Pediatricians have recommended rice cereal for decades, as a baby's first solid food. It’s easy on the tummy and gluten free, so baby is less likely to have an allergic reaction. But there is now a campaign against it.
"Do you want some more?" Carrie Plastow is helping her eight month old daughter Lydia adjust to solid foods. Her mom says she started, like most American moms, with rice cereal. "This is recommended by everyone, but doctors, by dieticians, by the WIC program, by everybody."
Dr. Alan Greene, a pediatrician from Stanford University is fighting the recommendation. He has started the “white out” campaign. He says he has studied nutrition for ten years and is certain there is a link between rice cereal to the national epidemic of overweight children. "I have become convinced that white rice cereal can predispose to childhood obesity."
He says rice cereal is the first step toward the obesity epidemic because it's high calorie, and made of white rice, and white flour. He says it’s no better than feeding babies spoons full of sugar. Julie Metos, a registered dietician, and instructor in the University of Utah’s Nutrition Department says the rice cereal is not the culprit, overfeeding is. "The best thing is to watch for your child's cues and not to over feed them, because over feeding is linked with obesity, rice cereal not so much."
Metos says rice cereal is a first choice as a learning food for a reason. "Rice cereal is a good first food because of its texture; and so that infants can use their tongue to bring the food back into their mouths." She says it's not the only possibility. "We do recommend that around four to six months you do start feeding your child so they can get the developmental skills, but what you start with is very much cultural rather than scientific." She says starting with vegetables or fruits is also acceptable. She says most other baby cereals on the market are also low allergy risk.
Metos says it is important diversify a baby’s diet. She says parents should introduce foods slowly to test for allergic reactions, and reach for whole foods as a first choice.

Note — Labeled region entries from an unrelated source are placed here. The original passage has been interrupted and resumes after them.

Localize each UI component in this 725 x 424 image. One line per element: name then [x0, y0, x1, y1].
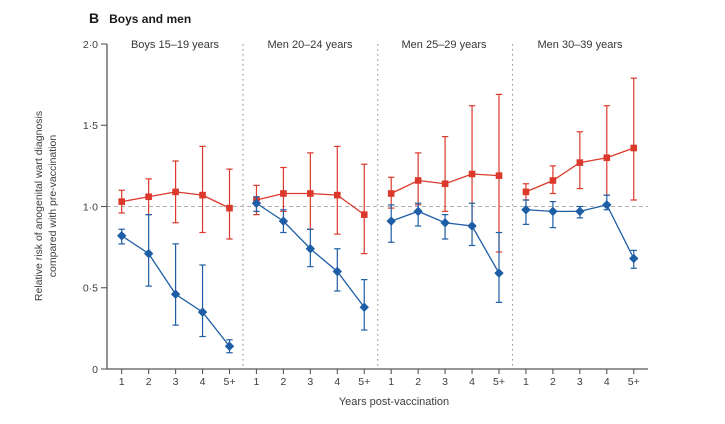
- blue-diamonds-p2-marker-diamond: [386, 216, 396, 226]
- blue-diamonds-p2-marker-diamond: [413, 206, 423, 217]
- y-tick-label: 1·0: [83, 201, 98, 213]
- red-squares-p0-marker-square: [118, 198, 125, 205]
- x-tick-label: 3: [442, 376, 448, 388]
- red-squares-p2-marker-square: [495, 172, 503, 179]
- red-squares-p3-marker-square: [549, 177, 557, 184]
- red-squares-p3-marker-square: [603, 154, 611, 162]
- x-tick-label: 2: [415, 376, 421, 388]
- red-squares-p1-marker-square: [307, 190, 314, 197]
- blue-diamonds-p0-marker-diamond: [224, 341, 235, 351]
- red-squares-p2-marker-square: [387, 190, 395, 197]
- x-tick-label: 4: [604, 376, 610, 388]
- red-squares-p0-marker-square: [145, 193, 152, 201]
- red-squares-p3-marker-square: [522, 188, 530, 196]
- blue-diamonds-p1-marker-diamond: [305, 244, 316, 254]
- x-tick-label: 4: [200, 376, 206, 388]
- x-tick-label: 5+: [358, 376, 370, 388]
- x-tick-label: 3: [307, 376, 313, 388]
- red-squares-p1-marker-square: [360, 211, 368, 218]
- blue-diamonds-p3-marker-diamond: [629, 253, 639, 264]
- blue-diamonds-p2-marker-diamond: [494, 268, 504, 278]
- x-tick-label: 4: [334, 376, 340, 388]
- y-tick-label: 1·5: [83, 120, 98, 132]
- blue-diamonds-p3-marker-diamond: [521, 205, 531, 215]
- x-tick-label: 1: [119, 376, 125, 388]
- blue-diamonds-p1-marker-diamond: [251, 198, 262, 208]
- red-squares-p3-marker-square: [576, 159, 584, 166]
- y-tick-label: 0: [92, 364, 98, 376]
- blue-diamonds-p1-marker-diamond: [359, 302, 369, 312]
- x-tick-label: 2: [146, 376, 152, 388]
- blue-diamonds-p0-marker-diamond: [117, 231, 127, 241]
- blue-diamonds-p3-marker-diamond: [548, 206, 558, 217]
- blue-diamonds-p3-marker-diamond: [602, 200, 612, 210]
- blue-diamonds-p0-marker-diamond: [170, 289, 181, 299]
- blue-diamonds-p2-marker-diamond: [467, 221, 477, 231]
- blue-diamonds-p1-marker-diamond: [278, 216, 289, 226]
- x-tick-label: 5+: [628, 376, 640, 388]
- x-tick-label: 2: [280, 376, 286, 388]
- red-squares-p0-marker-square: [199, 191, 206, 199]
- blue-diamonds-p0-marker-diamond: [197, 307, 208, 317]
- red-squares-p2-marker-square: [414, 177, 422, 184]
- x-tick-label: 3: [173, 376, 179, 388]
- x-tick-label: 1: [254, 376, 260, 388]
- red-squares-p0-marker-square: [226, 204, 233, 212]
- x-tick-label: 5+: [224, 376, 236, 388]
- x-tick-label: 3: [577, 376, 583, 388]
- blue-diamonds-p1-marker-diamond: [332, 266, 342, 277]
- y-tick-label: 2·0: [83, 39, 98, 51]
- red-squares-p1-marker-square: [334, 191, 341, 199]
- x-tick-label: 5+: [493, 376, 505, 388]
- red-squares-p0-marker-square: [172, 188, 179, 196]
- y-tick-label: 0·5: [83, 283, 98, 295]
- blue-diamonds-p2-marker-diamond: [440, 218, 450, 228]
- x-tick-label: 1: [388, 376, 394, 388]
- red-squares-p1-marker-square: [280, 190, 287, 197]
- red-squares-p2-marker-square: [441, 180, 449, 188]
- x-tick-label: 1: [523, 376, 529, 388]
- red-squares-p2-marker-square: [468, 170, 476, 178]
- x-tick-label: 4: [469, 376, 475, 388]
- blue-diamonds-p3-marker-diamond: [575, 206, 585, 217]
- blue-diamonds-p0-marker-diamond: [143, 248, 154, 259]
- red-squares-p3-marker-square: [630, 144, 638, 152]
- x-tick-label: 2: [550, 376, 556, 388]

But no matter how good the solid food choice, it’s not going to be as good at preventing childhood obesity as one food in particular. "Breast milk is actually the one food we know in infancy that is linked to obesity prevention."
Nutrition experts recommend breast feeding for the first year of life, they also say any cereals given to infants should be mixed with breast milk if possible, to boost the baby's immune system and provide the nutrition needed.